Update: Rand Paul has indicated that he did, indeed, give credit in the speech he gave on Monday, in which he quoted the Wikipedia entry on the movie Gattaca. However, the credit he says he gave wasn’t to Wikipedia:
Huffington Post story: Rand Paul Addresses Plagiarism Claims: 'I Gave Credit' | HuffPost Latest News
Eh, he’s weaseling to avoid the plagiarism issue. But he’s three years away from re-election. By the time he’s thinking of running for President his team will have a good deflection in place. What nailed Biden was a combination of slow information transmittal (no Internet) and his stumbling on the reply.

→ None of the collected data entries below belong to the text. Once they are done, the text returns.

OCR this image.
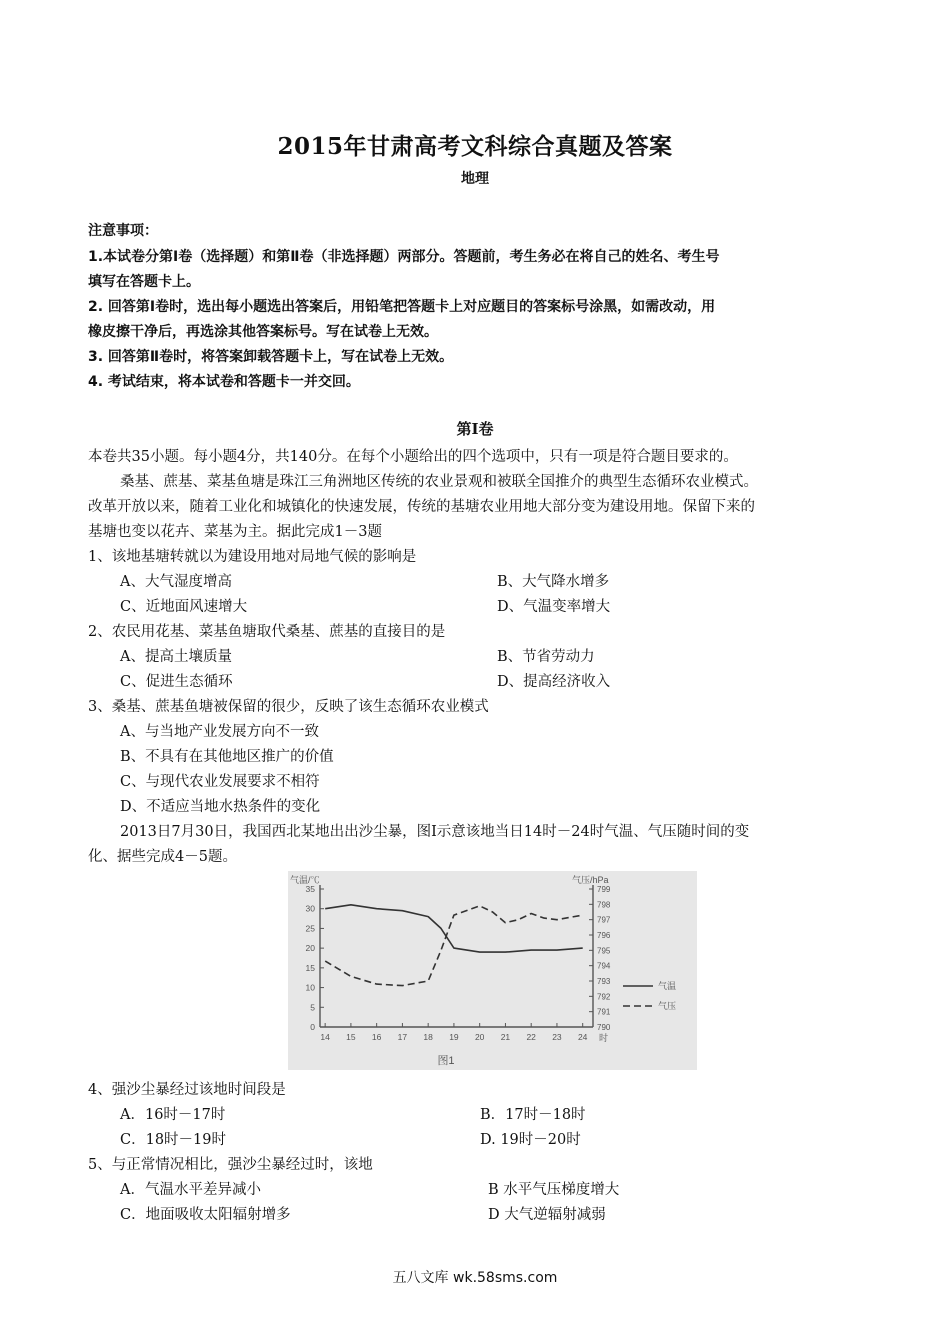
2015年甘肃高考文科综合真题及答案
地理
注意事项：
1.本试卷分第Ⅰ卷（选择题）和第Ⅱ卷（非选择题）两部分。答题前，考生务必在将自己的姓名、考生号
填写在答题卡上。
2. 回答第Ⅰ卷时，选出每小题选出答案后，用铅笔把答题卡上对应题目的答案标号涂黑，如需改动，用
橡皮擦干净后，再选涂其他答案标号。写在试卷上无效。
3. 回答第Ⅱ卷时，将答案卸载答题卡上，写在试卷上无效。
4. 考试结束，将本试卷和答题卡一并交回。
第Ⅰ卷
本卷共35小题。每小题4分，共140分。在每个小题给出的四个选项中，只有一项是符合题目要求的。
桑基、蔗基、菜基鱼塘是珠江三角洲地区传统的农业景观和被联全国推介的典型生态循环农业模式。
改革开放以来，随着工业化和城镇化的快速发展，传统的基塘农业用地大部分变为建设用地。保留下来的
基塘也变以花卉、菜基为主。据此完成1－3题
1、该地基塘转就以为建设用地对局地气候的影响是
A、大气湿度增高	B、大气降水增多
C、近地面风速增大	D、气温变率增大
2、农民用花基、菜基鱼塘取代桑基、蔗基的直接目的是
A、提高土壤质量	B、节省劳动力
C、促进生态循环	D、提高经济收入
3、桑基、蔗基鱼塘被保留的很少，反映了该生态循环农业模式
A、与当地产业发展方向不一致
B、不具有在其他地区推广的价值
C、与现代农业发展要求不相符
D、不适应当地水热条件的变化
2013日7月30日，我国西北某地出出沙尘暴，图Ⅰ示意该地当日14时－24时气温、气压随时间的变
化、据些完成4－5题。
气温/℃	气压/hPa
时
0
5
10
15
20
25
30
35
790
791
792
793
794
795
796
797
798
799
14 15 16 17 18 19 20 21 22 23 24
气温
气压
图1
4、强沙尘暴经过该地时间段是
A．16时－17时	B．17时－18时
C．18时－19时	D. 19时－20时
5、与正常情况相比，强沙尘暴经过时，该地
A．气温水平差异减小	B 水平气压梯度增大
C．地面吸收太阳辐射增多	D 大气逆辐射减弱
五八文库 wk.58sms.com
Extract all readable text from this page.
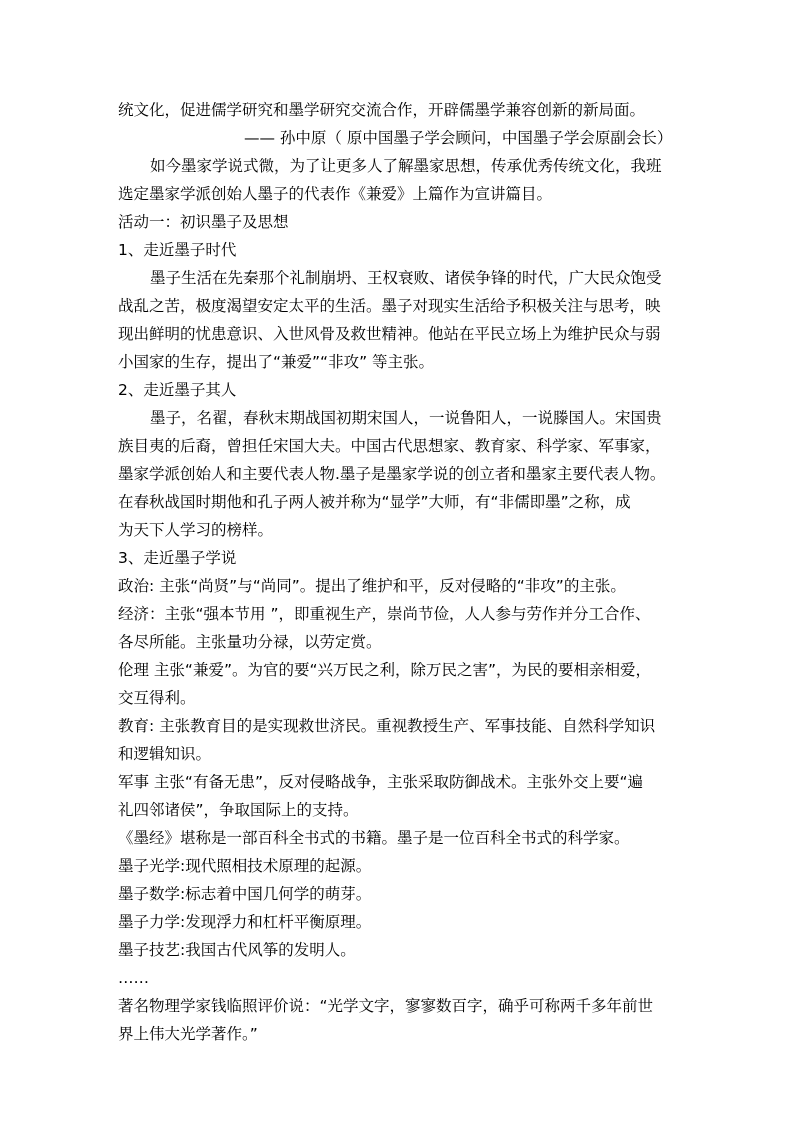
统文化，促进儒学研究和墨学研究交流合作，开辟儒墨学兼容创新的新局面。
—— 孙中原（ 原中国墨子学会顾问，中国墨子学会原副会长）
如今墨家学说式微，为了让更多人了解墨家思想，传承优秀传统文化，我班
选定墨家学派创始人墨子的代表作《兼爱》上篇作为宣讲篇目。
活动一：初识墨子及思想
1、走近墨子时代
墨子生活在先秦那个礼制崩坍、王权衰败、诸侯争锋的时代，广大民众饱受
战乱之苦，极度渴望安定太平的生活。墨子对现实生活给予积极关注与思考，映
现出鲜明的忧患意识、入世风骨及救世精神。他站在平民立场上为维护民众与弱
小国家的生存，提出了“兼爱”“非攻” 等主张。
2、走近墨子其人
墨子，名翟，春秋末期战国初期宋国人，一说鲁阳人，一说滕国人。宋国贵
族目夷的后裔，曾担任宋国大夫。中国古代思想家、教育家、科学家、军事家，
墨家学派创始人和主要代表人物.墨子是墨家学说的创立者和墨家主要代表人物。
在春秋战国时期他和孔子两人被并称为“显学”大师，有“非儒即墨”之称，成
为天下人学习的榜样。
3、走近墨子学说
政治: 主张“尚贤”与“尚同”。提出了维护和平，反对侵略的“非攻”的主张。
经济：主张“强本节用 ”，即重视生产，崇尚节俭，人人参与劳作并分工合作、
各尽所能。主张量功分禄，以劳定赏。
伦理 主张“兼爱”。为官的要“兴万民之利，除万民之害”，为民的要相亲相爱，
交互得利。
教育: 主张教育目的是实现救世济民。重视教授生产、军事技能、自然科学知识
和逻辑知识。
军事 主张“有备无患”，反对侵略战争，主张采取防御战术。主张外交上要“遍
礼四邻诸侯”，争取国际上的支持。
《墨经》堪称是一部百科全书式的书籍。墨子是一位百科全书式的科学家。
墨子光学:现代照相技术原理的起源。
墨子数学:标志着中国几何学的萌芽。
墨子力学:发现浮力和杠杆平衡原理。
墨子技艺:我国古代风筝的发明人。
……
著名物理学家钱临照评价说：“光学文字，寥寥数百字，确乎可称两千多年前世
界上伟大光学著作。”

Toss in that it doesn’t look like it’ll do Cuccinelli and harm (he’s looking to lose big anyway) and this will be one with history by next Tuesday.
First, he did not do that. Second, fine point to where those words were written by the screenwriters of Gattaca.
What a weaselly dodge! And lame as hell, to boot. That’s like me stealing zut’s synopsis of The Amazing Race, and then saying after the fact that it’s okay because I said “The Amazing Race” at some point.